Preis-Streit eskaliert: Diese Biersorten nimmt Edeka aus dem Sortiment

Der Preiskampf ums Bier zwischen Edeka und AB InBev eskaliert: Jetzt hat Edeka beschlossen, über 80 Marken aus dem Sortiment zu nehmen. (Symbolbild)
Rainer Jensen/dpaSchlechte Nachrichten für Bierfans: Deutschlands größter Lebensmittelhändler Edeka streicht 10 Biermarken aus dem Sortiment, darunter große Namen. Hintergrund ist ein eskalierender Streit mit dem Brauereikonzern AB InBev über Preiserhöhungen.
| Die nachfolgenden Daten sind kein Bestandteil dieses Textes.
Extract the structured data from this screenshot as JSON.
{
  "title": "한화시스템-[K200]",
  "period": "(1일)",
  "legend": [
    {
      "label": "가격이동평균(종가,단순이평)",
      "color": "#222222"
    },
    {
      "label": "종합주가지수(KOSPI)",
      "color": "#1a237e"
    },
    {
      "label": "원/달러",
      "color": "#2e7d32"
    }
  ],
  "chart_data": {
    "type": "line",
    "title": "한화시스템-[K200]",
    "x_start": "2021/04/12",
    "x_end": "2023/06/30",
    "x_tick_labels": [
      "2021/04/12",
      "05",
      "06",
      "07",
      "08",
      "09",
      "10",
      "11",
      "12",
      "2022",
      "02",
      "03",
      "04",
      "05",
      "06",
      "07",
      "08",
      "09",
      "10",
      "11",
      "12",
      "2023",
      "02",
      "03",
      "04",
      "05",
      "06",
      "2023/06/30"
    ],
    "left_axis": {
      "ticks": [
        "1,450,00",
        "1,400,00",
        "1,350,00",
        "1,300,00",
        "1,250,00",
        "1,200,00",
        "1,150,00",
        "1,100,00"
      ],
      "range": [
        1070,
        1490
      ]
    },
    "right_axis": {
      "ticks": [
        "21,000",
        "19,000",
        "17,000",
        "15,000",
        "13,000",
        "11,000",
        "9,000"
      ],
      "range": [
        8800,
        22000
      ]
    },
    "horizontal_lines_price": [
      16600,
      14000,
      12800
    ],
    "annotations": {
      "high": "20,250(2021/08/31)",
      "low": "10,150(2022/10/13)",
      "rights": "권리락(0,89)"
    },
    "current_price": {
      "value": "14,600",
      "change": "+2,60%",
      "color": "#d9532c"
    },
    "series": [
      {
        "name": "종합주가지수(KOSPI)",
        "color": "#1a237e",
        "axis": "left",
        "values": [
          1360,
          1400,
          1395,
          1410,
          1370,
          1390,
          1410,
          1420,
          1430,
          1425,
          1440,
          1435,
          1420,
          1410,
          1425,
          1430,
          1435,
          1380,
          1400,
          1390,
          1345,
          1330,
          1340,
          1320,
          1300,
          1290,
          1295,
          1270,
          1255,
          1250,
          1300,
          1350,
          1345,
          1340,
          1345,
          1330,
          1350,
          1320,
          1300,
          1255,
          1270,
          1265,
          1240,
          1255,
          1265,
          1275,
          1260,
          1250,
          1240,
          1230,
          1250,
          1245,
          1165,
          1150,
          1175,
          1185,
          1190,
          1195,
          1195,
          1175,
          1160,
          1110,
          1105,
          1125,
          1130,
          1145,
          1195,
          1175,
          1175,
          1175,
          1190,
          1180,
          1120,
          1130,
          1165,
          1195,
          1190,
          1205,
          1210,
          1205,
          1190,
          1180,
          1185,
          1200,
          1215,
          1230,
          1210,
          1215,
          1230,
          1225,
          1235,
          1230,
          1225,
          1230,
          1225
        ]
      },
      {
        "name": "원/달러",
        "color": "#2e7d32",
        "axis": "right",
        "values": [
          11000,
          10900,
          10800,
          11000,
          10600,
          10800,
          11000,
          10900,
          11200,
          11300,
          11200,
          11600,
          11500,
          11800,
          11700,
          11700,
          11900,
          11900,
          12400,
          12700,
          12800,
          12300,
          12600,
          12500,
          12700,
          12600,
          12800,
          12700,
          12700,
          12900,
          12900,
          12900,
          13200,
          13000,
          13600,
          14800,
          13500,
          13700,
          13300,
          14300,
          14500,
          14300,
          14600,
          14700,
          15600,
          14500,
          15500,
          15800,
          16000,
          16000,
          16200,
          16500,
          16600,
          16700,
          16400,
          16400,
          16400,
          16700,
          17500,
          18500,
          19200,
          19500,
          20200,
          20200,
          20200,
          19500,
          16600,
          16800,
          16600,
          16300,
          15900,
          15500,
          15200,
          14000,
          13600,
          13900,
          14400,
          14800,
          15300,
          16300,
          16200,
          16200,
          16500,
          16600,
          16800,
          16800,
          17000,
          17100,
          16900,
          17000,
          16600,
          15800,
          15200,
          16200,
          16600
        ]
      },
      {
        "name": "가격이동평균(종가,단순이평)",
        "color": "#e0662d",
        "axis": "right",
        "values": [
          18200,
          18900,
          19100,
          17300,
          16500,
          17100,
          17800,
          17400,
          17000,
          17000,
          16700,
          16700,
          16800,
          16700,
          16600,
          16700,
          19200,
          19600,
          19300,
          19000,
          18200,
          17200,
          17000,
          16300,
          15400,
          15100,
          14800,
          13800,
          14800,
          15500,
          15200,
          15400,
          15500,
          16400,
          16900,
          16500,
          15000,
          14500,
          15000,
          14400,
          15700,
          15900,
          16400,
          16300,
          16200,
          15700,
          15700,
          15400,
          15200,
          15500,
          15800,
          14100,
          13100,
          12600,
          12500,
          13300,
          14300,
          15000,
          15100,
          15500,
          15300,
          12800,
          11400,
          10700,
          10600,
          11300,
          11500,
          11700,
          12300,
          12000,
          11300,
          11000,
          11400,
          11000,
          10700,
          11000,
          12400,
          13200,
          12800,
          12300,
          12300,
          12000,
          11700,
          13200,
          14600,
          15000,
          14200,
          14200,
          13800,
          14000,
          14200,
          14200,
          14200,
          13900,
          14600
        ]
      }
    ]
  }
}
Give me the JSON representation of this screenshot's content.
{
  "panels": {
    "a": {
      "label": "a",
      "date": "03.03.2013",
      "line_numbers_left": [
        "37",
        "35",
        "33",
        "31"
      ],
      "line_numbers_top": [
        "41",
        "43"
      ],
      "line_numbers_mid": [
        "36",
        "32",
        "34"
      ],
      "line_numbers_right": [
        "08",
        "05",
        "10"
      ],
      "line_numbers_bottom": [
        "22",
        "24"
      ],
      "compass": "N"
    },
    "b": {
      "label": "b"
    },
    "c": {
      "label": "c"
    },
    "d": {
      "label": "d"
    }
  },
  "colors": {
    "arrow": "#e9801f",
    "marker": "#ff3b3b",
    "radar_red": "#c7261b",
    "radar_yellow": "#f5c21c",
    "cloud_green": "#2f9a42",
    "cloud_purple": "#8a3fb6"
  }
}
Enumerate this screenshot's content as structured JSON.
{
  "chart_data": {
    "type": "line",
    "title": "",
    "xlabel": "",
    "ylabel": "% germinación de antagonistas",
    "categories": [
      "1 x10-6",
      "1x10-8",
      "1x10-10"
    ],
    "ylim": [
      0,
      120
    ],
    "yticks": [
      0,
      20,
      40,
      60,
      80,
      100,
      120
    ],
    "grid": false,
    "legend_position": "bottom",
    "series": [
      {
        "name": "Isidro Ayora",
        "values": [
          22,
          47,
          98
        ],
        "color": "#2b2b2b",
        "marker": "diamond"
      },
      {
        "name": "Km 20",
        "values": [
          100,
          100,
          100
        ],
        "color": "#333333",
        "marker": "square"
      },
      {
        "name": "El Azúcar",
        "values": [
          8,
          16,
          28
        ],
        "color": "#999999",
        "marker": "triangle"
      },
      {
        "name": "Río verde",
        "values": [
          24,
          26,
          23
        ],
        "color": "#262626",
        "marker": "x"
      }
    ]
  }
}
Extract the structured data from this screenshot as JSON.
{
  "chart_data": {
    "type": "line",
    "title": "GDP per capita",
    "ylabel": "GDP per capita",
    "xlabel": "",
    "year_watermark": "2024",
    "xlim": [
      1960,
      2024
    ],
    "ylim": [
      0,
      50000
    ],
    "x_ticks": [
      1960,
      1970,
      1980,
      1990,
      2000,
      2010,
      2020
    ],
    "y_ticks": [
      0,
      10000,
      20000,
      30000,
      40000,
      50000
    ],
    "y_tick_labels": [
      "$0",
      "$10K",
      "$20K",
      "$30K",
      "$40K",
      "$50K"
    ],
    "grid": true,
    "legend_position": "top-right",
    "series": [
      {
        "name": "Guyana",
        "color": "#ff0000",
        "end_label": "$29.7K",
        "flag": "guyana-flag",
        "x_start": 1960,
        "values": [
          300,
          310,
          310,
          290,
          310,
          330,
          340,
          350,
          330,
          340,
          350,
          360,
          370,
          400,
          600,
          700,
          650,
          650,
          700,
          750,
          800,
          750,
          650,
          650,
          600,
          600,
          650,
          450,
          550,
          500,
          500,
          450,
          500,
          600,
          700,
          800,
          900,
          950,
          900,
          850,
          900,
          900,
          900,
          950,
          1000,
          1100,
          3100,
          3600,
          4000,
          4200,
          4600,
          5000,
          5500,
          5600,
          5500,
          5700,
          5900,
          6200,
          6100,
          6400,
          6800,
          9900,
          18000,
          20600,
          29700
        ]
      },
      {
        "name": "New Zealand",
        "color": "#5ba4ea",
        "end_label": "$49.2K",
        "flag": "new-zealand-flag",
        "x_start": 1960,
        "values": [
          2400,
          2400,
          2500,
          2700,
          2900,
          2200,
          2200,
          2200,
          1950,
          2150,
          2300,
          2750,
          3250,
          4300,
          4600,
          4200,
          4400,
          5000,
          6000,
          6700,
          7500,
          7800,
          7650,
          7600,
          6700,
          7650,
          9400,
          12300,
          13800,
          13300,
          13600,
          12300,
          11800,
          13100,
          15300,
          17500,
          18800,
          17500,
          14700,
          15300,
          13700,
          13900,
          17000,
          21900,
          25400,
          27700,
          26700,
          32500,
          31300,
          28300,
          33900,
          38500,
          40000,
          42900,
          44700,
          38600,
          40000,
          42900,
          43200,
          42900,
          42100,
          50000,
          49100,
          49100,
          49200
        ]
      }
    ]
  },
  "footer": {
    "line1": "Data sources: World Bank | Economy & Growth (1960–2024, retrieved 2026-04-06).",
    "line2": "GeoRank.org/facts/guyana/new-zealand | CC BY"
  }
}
Edeka und AB InBev: Streit eskaliert
Nach Angaben von Edeka kommt es derzeit zwischen der europäischen Einkaufsorganisation Everest, zu der auch EDEKA gehört, und dem globalen Getränkekonzern AB InBev zu Meinungsverschiedenheiten. AB InBev fordert nach Angaben eines Pressesprechers von Edeka eine drastische Preiserhöhung für ihre Produkte in Höhe von mehreren Millionen Euro. Diese Forderung sei nicht durch tatsächliche Kostensteigerungen in der Produktion gedeckt. „Im Sinne unserer Kundinnen und Kunden können wir diese überzogene Preisforderung daher so nicht akzeptieren“, sagt Gernot Kasel, Pressesprecher im Edeka-Presseteam.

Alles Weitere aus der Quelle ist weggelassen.